Body-mounted cameras became the policing item du jour in November after Michael Brown's family urged all law enforcement departments to adopt them. Politicians and legislators agreed that video footage could have solved the murky details surrounding Brown's death, and possibly brought charges against Darren Wilson, the officer who shot him.
By that time, police departments throughout the country were already adopting the technology. New York City's force had a pilot project in the works; Los Angeles police had been testing cameras for months. In San Francisco, Supervisor John Avalos had renewed his push for a body camera cost assessment, which he first proposed in April. Avalos said these gadgets might have shed light on the March death of Alejandro Nieto, the man who was shot by a San Francisco cop in Bernal Heights. Like Michael Brown, Nieto became a cause celebre.
In September, Deputy Policy Chief Sharon Ferrigno confirmed that San Francisco had received a $250,000 Department of Justice grant for a camera pilot program, which would be implemented "in the near future." SFPD is still ironing out its camera policy, according to a spokeswoman. Meanwhile, public opinion has shifted. With the Eric Garner chokehold death failing to produce an indictment of New York cop Daniel Pantaleo, pundits who once touted the unassailable truth of video are suddenly hedging.
So are protesters who turned out en masse to decry the Eric Garner verdict. Some believe that police will edit the footage, while others fear they'll use the cameras to spy on civilians. (San Jose police delayed its camera program over privacy concerns.) Avalos has also started to change his tune, voicing reservations about accountability and cost (storing footage is about $50-$60 per officer, per month, according to Avalos' legislative aide Jeremy Pollock).
"As the Eric Garner case shows, even clear evidence of egregious police aggression ... did not stop our racist justice system," Avalos says via text message.
Maybe so. Granted, the Eric Garner case is not without historical precedent: A widely distributed video of the 1991 Rodney King beating failed to secure a guilty verdict from an all-white jury; two of the officers who bludgeoned King were ultimately sentenced on civil rights charges, but only after the federal government stepped in.

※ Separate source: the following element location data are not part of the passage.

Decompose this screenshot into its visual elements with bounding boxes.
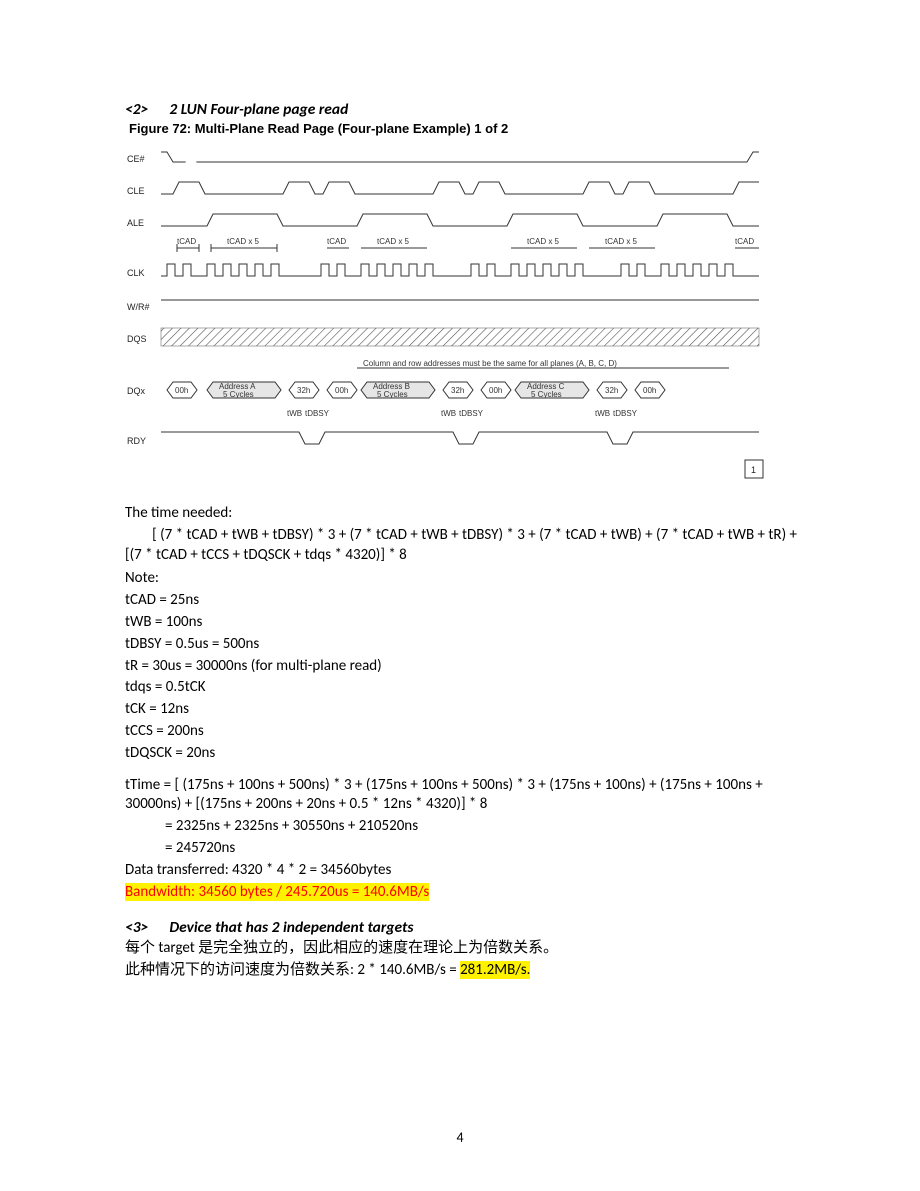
dqx-0: 00h [175,386,188,395]
section-2-title: 2 LUN Four-plane page read [169,100,348,119]
tcad-label-1: tCAD x 5 [227,237,260,246]
note-4: tdqs = 0.5tCK [125,678,800,698]
tcad-label-5: tCAD x 5 [605,237,638,246]
ttime-line2: = 2325ns + 2325ns + 30550ns + 210520ns [125,817,800,837]
tcad-label-3: tCAD x 5 [377,237,410,246]
rdy-label-3: tDBSY [459,409,484,418]
dqx-2: 32h [297,386,310,395]
section-3-num: <3> [125,918,148,937]
rdy-label-2: tWB [441,409,456,418]
tcad-label-2: tCAD [327,237,346,246]
dqx-3: 00h [335,386,348,395]
section-3-title: Device that has 2 independent targets [169,918,413,937]
section-2-heading: <2> 2 LUN Four-plane page read [125,100,800,119]
page-number: 4 [0,1129,920,1146]
tcad-label-4: tCAD x 5 [527,237,560,246]
tcad-label-0: tCAD [177,237,196,246]
section-3-line2: 此种情况下的访问速度为倍数关系: 2 * 140.6MB/s = 281.2MB… [125,961,800,981]
signal-label-wr: W/R# [127,302,150,312]
dqx-8: 32h [605,386,618,395]
formula-line: [ (7 * tCAD + tWB + tDBSY) * 3 + (7 * tC… [125,526,800,566]
svg-text:5 Cycles: 5 Cycles [531,390,562,399]
note-label: Note: [125,569,800,589]
ttime-line1: tTime = [ (175ns + 100ns + 500ns) * 3 + … [125,776,800,816]
note-1: tWB = 100ns [125,613,800,633]
signal-label-ce: CE# [127,154,145,164]
signal-label-cle: CLE [127,186,145,196]
bandwidth-line: Bandwidth: 34560 bytes / 245.720us = 140… [125,883,800,903]
signal-label-dqs: DQS [127,334,147,344]
section-3-heading: <3> Device that has 2 independent target… [125,918,800,937]
data-transferred: Data transferred: 4320 * 4 * 2 = 34560by… [125,861,800,881]
address-note: Column and row addresses must be the sam… [363,359,617,368]
svg-text:5 Cycles: 5 Cycles [223,390,254,399]
dqx-6: 00h [489,386,502,395]
rdy-label-5: tDBSY [613,409,638,418]
timing-diagram: CE# CLE ALE [127,144,767,494]
figure-caption: Figure 72: Multi-Plane Read Page (Four-p… [129,121,800,136]
note-5: tCK = 12ns [125,700,800,720]
corner-number: 1 [751,465,756,475]
rdy-label-1: tDBSY [305,409,330,418]
signal-label-dqx: DQx [127,386,146,396]
section-3-line1: 每个 target 是完全独立的，因此相应的速度在理论上为倍数关系。 [125,939,800,959]
rdy-label-4: tWB [595,409,610,418]
section-2-num: <2> [125,100,148,119]
note-2: tDBSY = 0.5us = 500ns [125,635,800,655]
note-0: tCAD = 25ns [125,591,800,611]
note-7: tDQSCK = 20ns [125,744,800,764]
signal-label-clk: CLK [127,268,145,278]
rdy-label-0: tWB [287,409,302,418]
dqx-5: 32h [451,386,464,395]
note-6: tCCS = 200ns [125,722,800,742]
tcad-label-6: tCAD [735,237,754,246]
signal-label-rdy: RDY [127,436,146,446]
signal-label-ale: ALE [127,218,144,228]
note-3: tR = 30us = 30000ns (for multi-plane rea… [125,657,800,677]
dqx-9: 00h [643,386,656,395]
svg-text:5 Cycles: 5 Cycles [377,390,408,399]
ttime-line3: = 245720ns [125,839,800,859]
time-needed-label: The time needed: [125,504,800,524]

Still, many would say we're better off for having those videos. To date, millions have viewed the chokehold video of Eric Garner on YouTube. The footage inspired a spate of protests against police brutality, shutting down cities throughout the nation. It provides incontrovertible proof of the systemic failures that Avalos cites.
To undermine the cameras now might seem misguided, particularly in light of President Obama's new proposal to invest $75 million in the devices. Perhaps the takeaway from Eric Garner's death isn't that video doesn't work, it's that it can't exist in a vacuum. A machine can't deliver justice, but it can be a valuable tool.